Se consoló con el consejo profesional mientras el Dr. Mulligan escribía una nueva receta.

—Gracias, doctor —dijo Karen sinceramente mientras le entregaba el papelito.

—Me gustaría verla de nuevo en una semana —dijo el Dr. Mulligan.

Karen esbozó una pequeña sonrisa y salió de su despacho. Pidió una nueva cita en el mostrador de recepción y luego le hizo un gesto a su hija. La pareja se dirigió al coche.

Mientras conducían, Karen observó a Melinda mirando por la ventana. ¿Qué pasaba por su complicada cabeza?

—¿Podemos salir a comer? —preguntó Melinda.

—Lo siento, cariño —dijo Karen—. Hoy no. Vamos a parar en la farmacia y luego te llevaré de vuelta a la escuela.

—De acuerdo —respondió Melinda.

Le dolía decepcionar a su hija, pero se armó de valor. No era el momento de reforzar positivamente el comportamiento de Melinda.

ROSIE

Rosie se tumbó en el sofá cuando llegó a casa del colegio, pensando en Jackson.

Se preguntaba por qué no la había invitado al baile todavía.

Quería enviarle un mensaje —no sobre eso, obviamente, sólo para ver qué estaba haciendo—, pero sabía que su madre la regañaría por haber cogido su teléfono del bol azul.

¡Ugh!

Frank Sinatra empezó a sonar en la cocina. Rosie sabía que su madre intentaba fingir que todo era normal.

Por eso ella y Jacob estaban haciendo lasaña, la comida favorita de la familia. Bueno, más bien Jacob la estaba haciendo. Era el único buen cocinero en la casa de los Johnson.

—¡La cena está lista! —Karen cantó.

—¿Debo ir a buscar a Melinda? —preguntó Rosie al entrar en el comedor. Las paredes estaban empapeladas con terciopelo rojo y adornos dorados. Siempre le pareció demasiado llamativo.

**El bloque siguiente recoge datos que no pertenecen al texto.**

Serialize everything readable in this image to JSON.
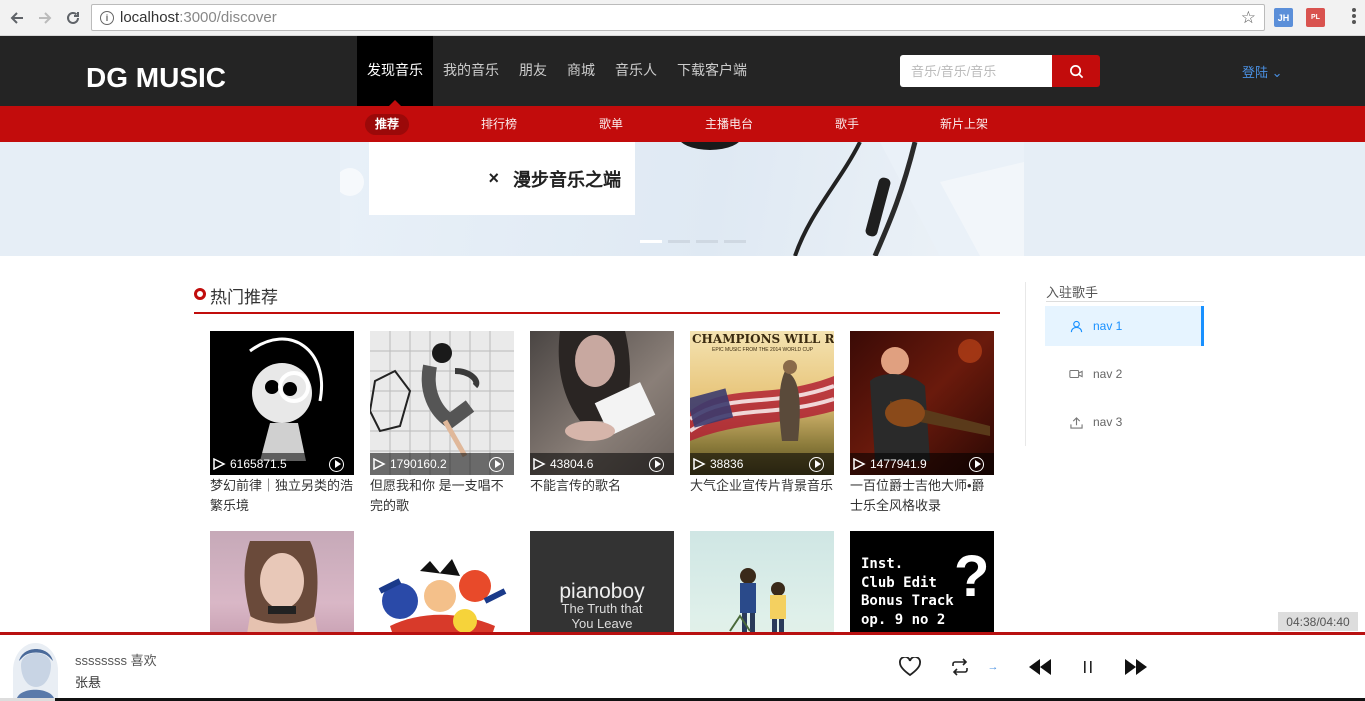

—Melinda necesita dormir ahora mismo, cariño —respondió Karen, tomando asiento en un extremo de la mesa.

Mientras Libby, Jacob y su padre ocupaban sus lugares habituales, Karen seguía hablando.

—La nueva medicación de Melinda le dará sueño durante unos días —dijo, bajando la voz como si le estuviera contando algo triste a un niño—, ¡pero pronto estará como nueva!.

Rosie se quedó mirando a su madre. Se sentía mal por ella.

La enfermedad de Melinda estaba siendo dura para toda la familia, pero Karen era la que peor lo llevaba.

Rosie apoyó la barbilla en la mano.

—¡Rosie! ¡Codos fuera de la mesa! —gritó Karen.

—Oh, claro. Lo siento.

Libby puso los ojos en blanco.

Karen sirvió la lasaña. El aroma llegó a Rosie mientras el resto de su familia comía.

Esta solía ser la comida favorita de Rosie, pero ahora le daba una especie de náuseas. No podía soportar mirar ese trozo de carne, queso y pasta.

De hecho, Rosie intentó no pensar en ello. El fuerte olor la abrumaba, al igual que la visión de todos comiendo.

Se levantó de la mesa y se fue al baño.

—Disculpar —consiguió decir.

No quería hacer una escena. Ahora no.

Rosie entró rápidamente al baño y vomitó en el inodoro.